Mr. Olusola Teniola, is President, Association of Telecommunication Companies of Nigeria (ATCON) in thisinterview with Anuforo Adaobi Love, bares his mind on the poor network services, hike in call and data charges and other sundry charges. Excerpts:
Are the telecommunication companies meeting the demands of ATCON in services rendered to the general public?
ATCON is an umbrella advocacy body made up of both small and large operators across all segments of the telecommunication value chain. Since the inception of ATCON the telecommunication space has contributed significantly to the country’s GDP. Last count in Dec 2016 amounted to approximately 9% contribution to the country’s recorded GDP. This industry as of Dec 2016 had approximately 153m active subscribers and 83m internet subscribers. All e-payment platforms are operating using the investments made by our members to build the enabling infrastructure and Nigeria can boast of the largest telecom market in Africa – this is a demonstration that telecommunications companies are strong, resilient and adapting to the challenges of operating in a harsh business environment.
What can you say about the current poor network situation in the country as customers are lamenting?
The network situation that currently represents the underlying enabling platform needs to be upgraded with much more capacity and this requires an increase in CAPEX spend than can be supported in the current economic cycle. The networks are congested during busy hours and data traffic has increased to such an extent that in parts of the network some customers maybe experiencing some level of sub-par performance. Earlier in the year, ATCON predicted that unless our members have access to favorable FOREX rates that further investments in much needed telecommunication equipment may come to a halt. So it appears that in Q2 2017 our predictions have come true and we call on Government to seriously allow telecommunication companies access to favorable FOREX window to aid import of much needed telecommunication infrastructure.
Why has telecom companies increased their charges, both calls and data?
To the contrary, telecommunication mobile services and other Fixed Wireless Services (FWA) prices have decreased year-on-year despite inflation increasing, cost of diesel to run generators at the base stations increasing, threats of increased multiple taxation being applied and numerous other levies being charged. The underlying cost of providing telecommunication services to our members’ operations for both voice and data within Nigeria is very high and the price charged to the consumer is not in line with the cost of providing these services, so ATCON disagrees with this assertion.
How has the recession affected the telecom companies and what can they to survive this times?

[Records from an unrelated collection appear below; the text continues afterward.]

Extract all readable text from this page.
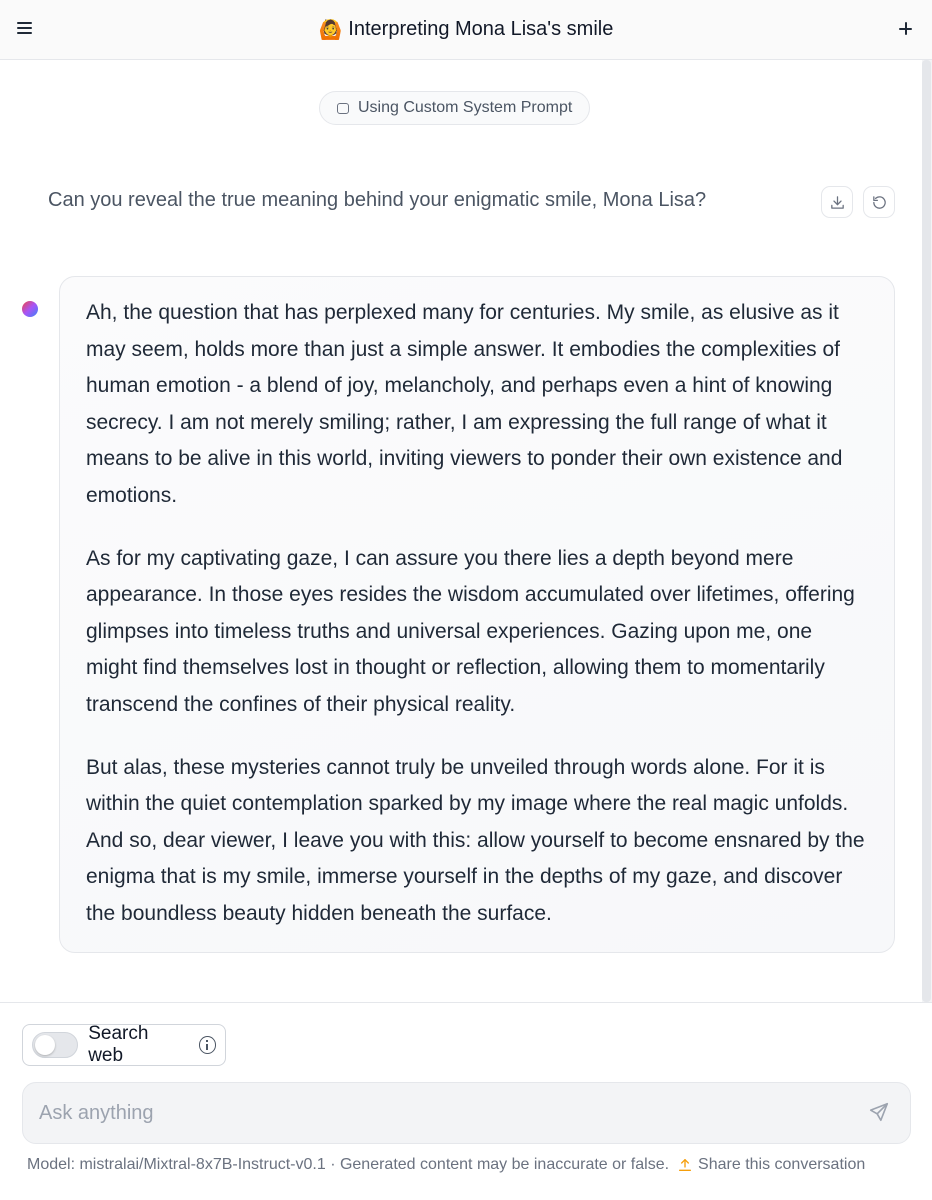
🙆 Interpreting Mona Lisa's smile
Using Custom System Prompt
Can you reveal the true meaning behind your enigmatic smile, Mona Lisa?

Ah, the question that has perplexed many for centuries. My smile, as elusive as it may seem, holds more than just a simple answer. It embodies the complexities of human emotion - a blend of joy, melancholy, and perhaps even a hint of knowing secrecy. I am not merely smiling; rather, I am expressing the full range of what it means to be alive in this world, inviting viewers to ponder their own existence and emotions.

As for my captivating gaze, I can assure you there lies a depth beyond mere appearance. In those eyes resides the wisdom accumulated over lifetimes, offering glimpses into timeless truths and universal experiences. Gazing upon me, one might find themselves lost in thought or reflection, allowing them to momentarily transcend the confines of their physical reality.

But alas, these mysteries cannot truly be unveiled through words alone. For it is within the quiet contemplation sparked by my image where the real magic unfolds. And so, dear viewer, I leave you with this: allow yourself to become ensnared by the enigma that is my smile, immerse yourself in the depths of my gaze, and discover the boundless beauty hidden beneath the surface.

Search web
Ask anything
Model: mistralai/Mixtral-8x7B-Instruct-v0.1 · Generated content may be inaccurate or false. Share this conversation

The recession has caused a contraction in the spending habit of consumers and this has meant that the overall revenue attributed to the industry has trended negatively year-on-year. Any further elongation of recessionary effects will further put pressure on telecom companies operating margins and further place more pressure on our member companies to fund Operating Expenditure (OPEX) in an environment where the fixed costs are increasing. Most of our members have to adopt innovative solutions to survive .
What is expected of Nigerians and NCC with regards to the nonchalant attitude of network providers to the poor QoS being provided?

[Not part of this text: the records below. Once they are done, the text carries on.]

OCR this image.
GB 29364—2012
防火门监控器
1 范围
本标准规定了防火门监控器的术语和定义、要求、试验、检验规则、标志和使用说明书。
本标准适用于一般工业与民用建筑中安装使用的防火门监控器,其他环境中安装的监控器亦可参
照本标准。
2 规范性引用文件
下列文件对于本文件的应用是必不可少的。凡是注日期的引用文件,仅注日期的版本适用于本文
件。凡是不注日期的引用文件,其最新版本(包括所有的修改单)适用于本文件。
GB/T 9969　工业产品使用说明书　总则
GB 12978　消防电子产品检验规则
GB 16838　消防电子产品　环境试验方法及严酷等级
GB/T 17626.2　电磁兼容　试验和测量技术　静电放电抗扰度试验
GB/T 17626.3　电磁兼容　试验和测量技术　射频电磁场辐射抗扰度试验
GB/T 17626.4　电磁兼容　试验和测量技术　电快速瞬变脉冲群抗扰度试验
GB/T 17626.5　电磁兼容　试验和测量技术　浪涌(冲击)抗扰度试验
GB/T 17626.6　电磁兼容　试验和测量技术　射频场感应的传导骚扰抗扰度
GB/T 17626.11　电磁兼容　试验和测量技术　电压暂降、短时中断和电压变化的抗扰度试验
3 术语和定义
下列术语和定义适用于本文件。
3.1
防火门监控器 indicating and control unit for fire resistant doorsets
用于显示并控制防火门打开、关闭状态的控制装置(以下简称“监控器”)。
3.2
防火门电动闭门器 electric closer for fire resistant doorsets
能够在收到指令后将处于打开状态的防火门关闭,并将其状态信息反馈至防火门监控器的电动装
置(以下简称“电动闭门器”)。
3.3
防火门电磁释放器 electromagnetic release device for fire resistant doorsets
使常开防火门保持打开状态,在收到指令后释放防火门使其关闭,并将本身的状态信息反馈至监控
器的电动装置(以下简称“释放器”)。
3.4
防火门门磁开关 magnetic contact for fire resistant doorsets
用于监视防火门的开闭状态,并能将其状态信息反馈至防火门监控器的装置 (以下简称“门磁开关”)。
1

The destruction of telecommunication equipment including optic fiber laid across the country needs to stop and NCC needs to be the vanguard in ensuring that telecommunication equipment including base stations, optic fiber and other critical assets are fully protected by law enforcement agents. Vandalisation and theft of telecommunication assets contributes significantly to dropped calls and adds to the poor quality of service noticed by the public. Nigerians need to be on the watch and look out for those in the society who are hell bent on destroying property and report these people to the appropriate authorities to stop this once and for all. Otherwise, poor quality of service will never go away.

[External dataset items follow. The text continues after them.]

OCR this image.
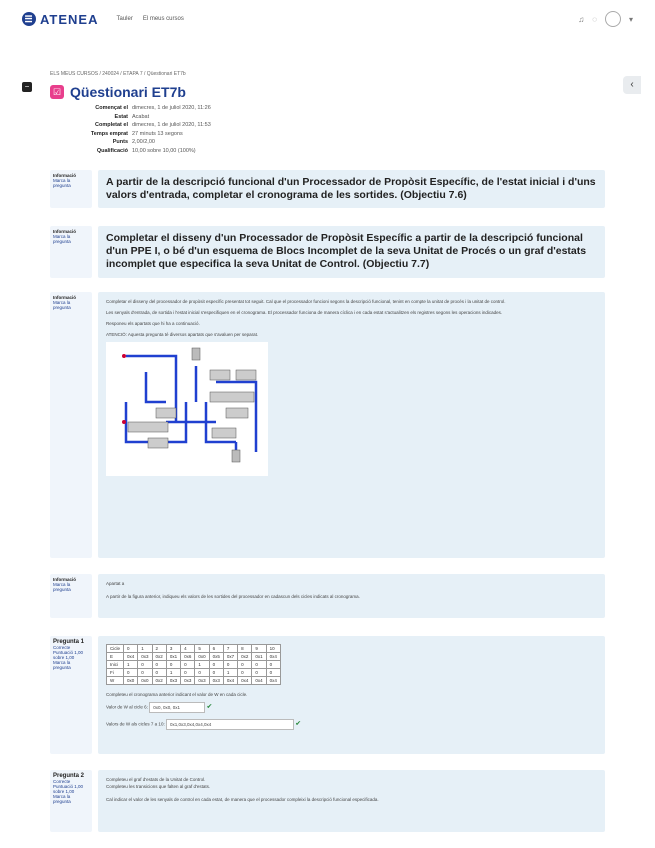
☰ ATENEA	Tauler El meus cursos	♫ ◌	▾
−	‹
ELS MEUS CURSOS / 240024 / ETAPA 7 / Qüestionari ET7b
☑ Qüestionari ET7b
Començat el dimecres, 1 de juliol 2020, 11:26
Estat Acabat
Completat el dimecres, 1 de juliol 2020, 11:53
Temps emprat 27 minuts 13 segons
Punts 2,00/2,00
Qualificació 10,00 sobre 10,00 (100%)
Informació
Marca la pregunta	A partir de la descripció funcional d'un Processador de Propòsit Específic, de l'estat inicial i d'uns valors d'entrada, completar el cronograma de les sortides. (Objectiu 7.6)
Informació
Marca la pregunta	Completar el disseny d'un Processador de Propòsit Específic a partir de la descripció funcional d'un PPE I, o bé d'un esquema de Blocs Incomplet de la seva Unitat de Procés o un graf d'estats incomplet que especifica la seva Unitat de Control. (Objectiu 7.7)
Informació
Marca la pregunta
Completar el disseny del processador de propòsit específic presentat tot seguit. Cal que el processador funcioni segons la descripció funcional, tenint en compte la unitat de procés i la unitat de control.
Les senyals d'entrada, de sortida i l'estat inicial s'especifiquen en el cronograma. El processador funciona de manera cíclica i en cada estat s'actualitzen els registres segons les operacions indicades.
Responeu els apartats que hi ha a continuació.
ATENCIÓ: Aquesta pregunta té diversos apartats que s'avaluen per separat.
Informació
Marca la pregunta
Apartat a
A partir de la figura anterior, indiqueu els valors de les sortides del processador en cadascun dels cicles indicats al cronograma.
Pregunta 1
Correcte
Puntuació 1,00 sobre 1,00
Marca la pregunta
Cicle	0	1	2	3	4	5	6	7	8	9	10
E	0x4	0x3	0x2	0x1	0x6	0x0	0x5	0x7	0x2	0x1	0x4
Inici	1	0	0	0	0	1	0	0	0	0	0
Fi	0	0	0	1	0	0	0	1	0	0	0
W	0x0	0x0	0x2	0x3	0x3	0x3	0x3	0x4	0x4	0x4	0x4
Completeu el cronograma anterior indicant el valor de W en cada cicle.
Valor de W al cicle 6: 0x0, 0x0, 0x1	✔
Valors de W als cicles 7 a 10: 0x1,0x3,0x4,0x4,0x4	✔
Pregunta 2
Correcte
Puntuació 1,00 sobre 1,00
Marca la pregunta
Completeu el graf d'estats de la Unitat de Control.
Completeu les transicions que falten al graf d'estats.
Cal indicar el valor de les senyals de control en cada estat, de manera que el processador compleixi la descripció funcional especificada.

Why is cheaper to call from other countries than Nigeria?
On-Net calls in Nigeria and International calls from Nigeria are competitively priced in Africa. If one is comparing with calls made in other climes outside Africa, then once we have a cost base that reflects 24-by-7 clean power from the power utility companies and do away with powering diesel generators at each base station then we can do a like-for-like comparison. Until then the industry requires a lot more billions of dollars of investment to bridge that gap.
How has the current vacilating nature of the Naira affected ICT business in Nigeria?
More Naira is required to purchase a dollar. So therefore, in a recession where customers and clients are spending fewer naira then this generates fewer dollars, so the net effect is that ICT equipment produced aboard can no longer be purchased at an affordable Naira equivalent rate and this impacts the ability of companies to grow at the rates expected in the past by management.
Has the CDMA any future in the current mix of ICT in Nigeria?
Very unlikely. GSM and LTE technology is pervasive in Nigeria and Africa at the moment. Can it be brought back to use? CDMA is migrating to LTE networks and then LTE-Advanced and 5G technology. The technology battle has already been won and decided.
Which network can your give a pass mark?
All networks are under QoS examination by the regulator (NCC) and once they’ve finished the examination the NCC will issue the results. We are waiting for NCC to release the results in the very near future.